Um erro frequente consiste em associar a recuperação apenas ao desaparecimento da dor. Na realidade, um tendão pode deixar de doer sem ter recuperado totalmente a sua capacidade para suportar esforço. É por isso que muitas pessoas regressam rapidamente à atividade habitual e, poucas semanas depois, voltam a sentir exatamente o mesmo problema.

O exercício clínico tem um papel determinante neste processo porque procura restaurar essa capacidade de forma gradual e controlada.

Ao contrário da ideia de que todos os exercícios servem para qualquer situação, a evidência atual demonstra que o tendão necessita de um estímulo progressivo e adaptado à fase da recuperação.
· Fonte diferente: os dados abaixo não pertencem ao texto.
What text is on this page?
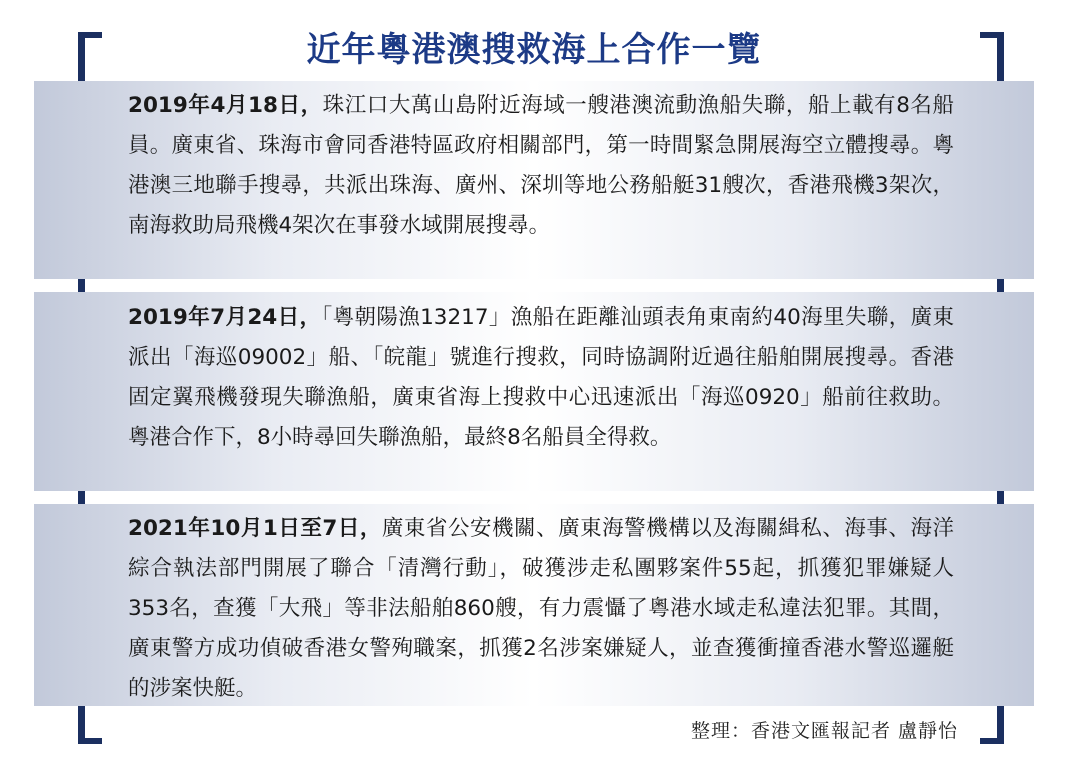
近年粵港澳搜救海上合作一覽
2019年4月18日，珠江口大萬山島附近海域一艘港澳流動漁船失聯，船上載有8名船員。廣東省、珠海市會同香港特區政府相關部門，第一時間緊急開展海空立體搜尋。粵港澳三地聯手搜尋，共派出珠海、廣州、深圳等地公務船艇31艘次，香港飛機3架次，南海救助局飛機4架次在事發水域開展搜尋。
2019年7月24日，「粵朝陽漁13217」漁船在距離汕頭表角東南約40海里失聯，廣東派出「海巡09002」船、「皖龍」號進行搜救，同時協調附近過往船舶開展搜尋。香港固定翼飛機發現失聯漁船，廣東省海上搜救中心迅速派出「海巡0920」船前往救助。粵港合作下，8小時尋回失聯漁船，最終8名船員全得救。
2021年10月1日至7日，廣東省公安機關、廣東海警機構以及海關緝私、海事、海洋綜合執法部門開展了聯合「清灣行動」，破獲涉走私團夥案件55起，抓獲犯罪嫌疑人353名，查獲「大飛」等非法船舶860艘，有力震懾了粵港水域走私違法犯罪。其間，廣東警方成功偵破香港女警殉職案，抓獲2名涉案嫌疑人，並查獲衝撞香港水警巡邏艇的涉案快艇。
整理：香港文匯報記者 盧靜怡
Nem carga insuficiente, nem carga excessiva. O objetivo é encontrar um equilíbrio que permita estimular a adaptação dos tecidos sem agravar os sintomas.

É também por isso que dois pacientes com o mesmo diagnóstico podem realizar programas completamente diferentes. A quantidade de carga, o tipo de exercício, a velocidade de execução e a progressão dependem da capacidade funcional de cada pessoa, da intensidade dos sintomas e das exigências da sua atividade diária ou desportiva.

Outro aspeto frequentemente esquecido é que a origem do problema nem sempre está apenas no tendão afetado.

Uma limitação da mobilidade do tornozelo pode aumentar a sobrecarga sobre o tendão de Aquiles. Um défice de força dos músculos da anca pode alterar a forma como o joelho absorve as forças durante a corrida. Alterações do controlo motor ou da técnica de execução de determinados movimentos podem fazer com que o tendão seja sujeito, repetidamente, a cargas superiores àquelas que consegue tolerar.

É por isso que a avaliação clínica vai muito além da zona dolorosa. Analisa a forma como o corpo se movimenta, distribui as cargas e responde ao esforço, permitindo identificar fatores que contribuem para manter o problema.

A recuperação exige também paciência. Ao contrário de uma lesão muscular, um tendão adapta-se mais lentamente. Em muitas situações, são necessárias várias semanas de exercício progressivo para que ocorram alterações consistentes na sua capacidade funcional. Este é um dos motivos pelos quais abandonar o programa de reabilitação assim que a dor diminui pode comprometer os resultados a longo prazo.

A boa notícia é que, quando a carga é bem gerida e o exercício é adaptado às necessidades da pessoa, a maioria das tendinopatias evolui favoravelmente. O objetivo não é apenas eliminar a dor, mas devolver ao tendão a capacidade de responder às exigências da vida diária, do trabalho ou da prática desportiva, reduzindo significativamente o risco de recaída.

Recuperar um tendão não significa deixá-lo descansar indefinidamente. Significa ensiná-lo, de forma progressiva, a voltar a fazer aquilo para que foi concebido: suportar carga e permitir movimento.